Configuring OpenVPN to connect as a client to an AirVPN server
OpenVPN is quite detailed as it describes configuration for both servers and clients. If you're interested in simply getting openvpn to work with credentials provided by a third-party VPN service, do this:
Install openvpn with pacman:
# pacman -S openvpn
Airvpn will generates a config for you, if you have an account and are logged in. You can choose a server, port, and proxy settings, and download a zip file with certificates and settings. I downloaded it from their page "Access without a client" on 01.20.2012.

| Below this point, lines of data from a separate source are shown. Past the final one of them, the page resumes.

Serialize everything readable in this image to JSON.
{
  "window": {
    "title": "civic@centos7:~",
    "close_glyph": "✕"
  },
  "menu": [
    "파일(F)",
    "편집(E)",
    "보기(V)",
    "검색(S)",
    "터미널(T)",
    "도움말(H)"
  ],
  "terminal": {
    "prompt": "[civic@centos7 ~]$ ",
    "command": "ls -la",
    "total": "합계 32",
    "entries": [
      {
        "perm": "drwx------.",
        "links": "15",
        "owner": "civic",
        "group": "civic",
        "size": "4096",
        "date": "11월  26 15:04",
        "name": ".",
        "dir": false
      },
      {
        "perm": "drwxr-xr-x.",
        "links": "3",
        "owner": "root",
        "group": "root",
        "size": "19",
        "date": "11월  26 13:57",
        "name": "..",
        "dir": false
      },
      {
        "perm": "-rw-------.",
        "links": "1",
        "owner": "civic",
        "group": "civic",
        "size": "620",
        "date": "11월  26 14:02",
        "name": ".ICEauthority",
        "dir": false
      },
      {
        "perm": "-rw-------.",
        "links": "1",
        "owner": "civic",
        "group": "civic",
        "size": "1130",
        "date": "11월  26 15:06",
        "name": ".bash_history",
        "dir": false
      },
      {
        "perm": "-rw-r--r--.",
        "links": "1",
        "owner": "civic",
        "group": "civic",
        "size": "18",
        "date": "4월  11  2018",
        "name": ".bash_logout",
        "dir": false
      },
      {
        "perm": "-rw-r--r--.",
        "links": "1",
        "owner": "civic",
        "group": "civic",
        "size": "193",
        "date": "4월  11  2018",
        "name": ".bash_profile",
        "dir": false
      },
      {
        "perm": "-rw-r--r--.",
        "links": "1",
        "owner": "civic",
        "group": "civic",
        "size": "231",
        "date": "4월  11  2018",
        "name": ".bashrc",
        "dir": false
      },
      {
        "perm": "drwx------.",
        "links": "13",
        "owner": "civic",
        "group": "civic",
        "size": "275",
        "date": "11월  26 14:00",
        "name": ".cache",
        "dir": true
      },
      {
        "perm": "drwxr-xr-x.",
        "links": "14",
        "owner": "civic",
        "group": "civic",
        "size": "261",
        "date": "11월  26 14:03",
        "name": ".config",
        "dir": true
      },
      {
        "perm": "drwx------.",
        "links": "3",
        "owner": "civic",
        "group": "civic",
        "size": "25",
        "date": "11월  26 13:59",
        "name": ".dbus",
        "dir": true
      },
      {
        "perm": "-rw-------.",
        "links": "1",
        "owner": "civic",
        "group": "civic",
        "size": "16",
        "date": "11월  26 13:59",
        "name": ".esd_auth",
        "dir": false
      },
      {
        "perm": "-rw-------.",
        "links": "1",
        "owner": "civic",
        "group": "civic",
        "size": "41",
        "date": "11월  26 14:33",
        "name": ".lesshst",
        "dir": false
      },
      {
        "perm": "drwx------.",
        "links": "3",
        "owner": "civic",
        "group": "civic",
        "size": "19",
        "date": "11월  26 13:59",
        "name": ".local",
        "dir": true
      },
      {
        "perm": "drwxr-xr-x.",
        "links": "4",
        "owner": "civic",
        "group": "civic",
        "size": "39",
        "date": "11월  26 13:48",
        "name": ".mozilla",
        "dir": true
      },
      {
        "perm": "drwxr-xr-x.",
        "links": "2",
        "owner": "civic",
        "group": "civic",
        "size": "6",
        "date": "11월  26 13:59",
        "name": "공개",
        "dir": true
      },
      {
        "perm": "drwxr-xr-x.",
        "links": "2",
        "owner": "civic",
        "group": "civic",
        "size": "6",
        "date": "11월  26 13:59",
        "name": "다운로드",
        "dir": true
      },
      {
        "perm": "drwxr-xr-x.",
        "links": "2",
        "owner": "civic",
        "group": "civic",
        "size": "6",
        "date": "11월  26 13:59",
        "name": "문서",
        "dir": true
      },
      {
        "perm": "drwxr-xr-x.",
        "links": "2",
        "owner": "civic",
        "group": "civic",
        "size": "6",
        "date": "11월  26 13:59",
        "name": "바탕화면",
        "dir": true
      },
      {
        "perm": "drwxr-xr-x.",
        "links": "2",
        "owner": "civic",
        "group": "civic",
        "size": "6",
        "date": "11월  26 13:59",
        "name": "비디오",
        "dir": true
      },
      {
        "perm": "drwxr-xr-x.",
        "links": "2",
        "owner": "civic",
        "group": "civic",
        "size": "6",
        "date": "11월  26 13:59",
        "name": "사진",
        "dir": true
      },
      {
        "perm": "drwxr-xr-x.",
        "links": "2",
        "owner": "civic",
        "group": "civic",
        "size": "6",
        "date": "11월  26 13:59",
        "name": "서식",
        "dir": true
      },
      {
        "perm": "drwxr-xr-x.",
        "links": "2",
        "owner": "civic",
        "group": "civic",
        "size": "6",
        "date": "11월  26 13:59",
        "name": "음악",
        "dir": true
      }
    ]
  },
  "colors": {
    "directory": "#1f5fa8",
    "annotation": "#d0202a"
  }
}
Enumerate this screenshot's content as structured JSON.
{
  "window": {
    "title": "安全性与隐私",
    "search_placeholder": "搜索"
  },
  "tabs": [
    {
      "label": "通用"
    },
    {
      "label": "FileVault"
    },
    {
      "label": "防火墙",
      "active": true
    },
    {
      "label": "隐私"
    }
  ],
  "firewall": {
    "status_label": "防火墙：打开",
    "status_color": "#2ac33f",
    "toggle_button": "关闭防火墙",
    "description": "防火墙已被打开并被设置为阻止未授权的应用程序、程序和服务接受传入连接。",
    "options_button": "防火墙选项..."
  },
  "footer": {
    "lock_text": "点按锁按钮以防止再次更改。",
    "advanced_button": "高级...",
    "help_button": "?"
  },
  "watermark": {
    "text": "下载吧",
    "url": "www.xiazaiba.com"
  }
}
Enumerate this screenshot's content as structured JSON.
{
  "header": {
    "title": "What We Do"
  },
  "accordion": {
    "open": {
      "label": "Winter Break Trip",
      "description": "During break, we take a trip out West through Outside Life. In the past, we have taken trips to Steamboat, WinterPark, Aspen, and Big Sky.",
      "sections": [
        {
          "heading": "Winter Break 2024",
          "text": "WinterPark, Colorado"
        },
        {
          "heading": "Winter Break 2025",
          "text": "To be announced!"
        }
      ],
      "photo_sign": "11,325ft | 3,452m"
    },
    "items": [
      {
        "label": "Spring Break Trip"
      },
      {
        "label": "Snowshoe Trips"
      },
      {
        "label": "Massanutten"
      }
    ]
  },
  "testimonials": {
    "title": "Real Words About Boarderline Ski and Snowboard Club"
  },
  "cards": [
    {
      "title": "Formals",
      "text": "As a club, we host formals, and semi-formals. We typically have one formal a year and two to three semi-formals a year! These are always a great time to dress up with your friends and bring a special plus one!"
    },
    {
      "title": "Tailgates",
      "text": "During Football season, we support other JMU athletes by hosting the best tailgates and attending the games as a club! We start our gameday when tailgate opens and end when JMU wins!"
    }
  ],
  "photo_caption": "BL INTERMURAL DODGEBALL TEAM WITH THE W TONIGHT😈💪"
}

You should now have an archive air.zip containing 4 files:
air.ovpn ca.crt user.crt user.key
Note that user.key is your secret key. Don't share it or let it be compromised.
Open air.ovpn and note the lines
ca "ca.crt" user "user.crt" key "user.key"
Move all four files to /etc/openvpn, set permissions, delete the zip. IF you want to put them somewhere else, set their new absolute paths in air.ovpn; it won't find them by default as shown above
# mv air.ovpn ca.crt user.crt user.key /etc/openvpn # chmod 400 air.ovpn ca.crt user.crt user.key # shred --remove ~/air.zip
Point openvpn at the config file as superuser:
# openvpn --config /etc/openvpn/air.ovpn
You should get a couple dozen verbose connection logs, hopefully ending in something like
Sat Jan 21 02:16:47 2012 Initialization Sequence Completed
Background openvpn if you'd like:
CTRL-Z + Stopped sudo openvpn --config /etc/openvpn/air.ovpn bg sudo openvpn --config /etc/openvpn/air.ovpn &
This won't start automatically as shown. I'm not sure how to do it right, perhaps putting a small script in /etc/rc.conf.d/ would be appropriate.
Sample configs are included in /usr/share/openvpn/examples/
If you have a custom kernel, note that OpenVPN requires TUN/TAP modules enabled as described in OpenVPN. They should already work on default kernels.
I was setting this up on a virtual Arch system running in Virtualbox on a Windows 7 host machine. While testing I already had my Windows client tunnelling all traffic through my Windows AirVPN client. Trying to initialize a second tunnel from within the VM failed with an authentication failure, until I turned off the Windows client.
If the files are chmod 400, you must execute openvpn as superuser or it will fail with "Error opening configuration file."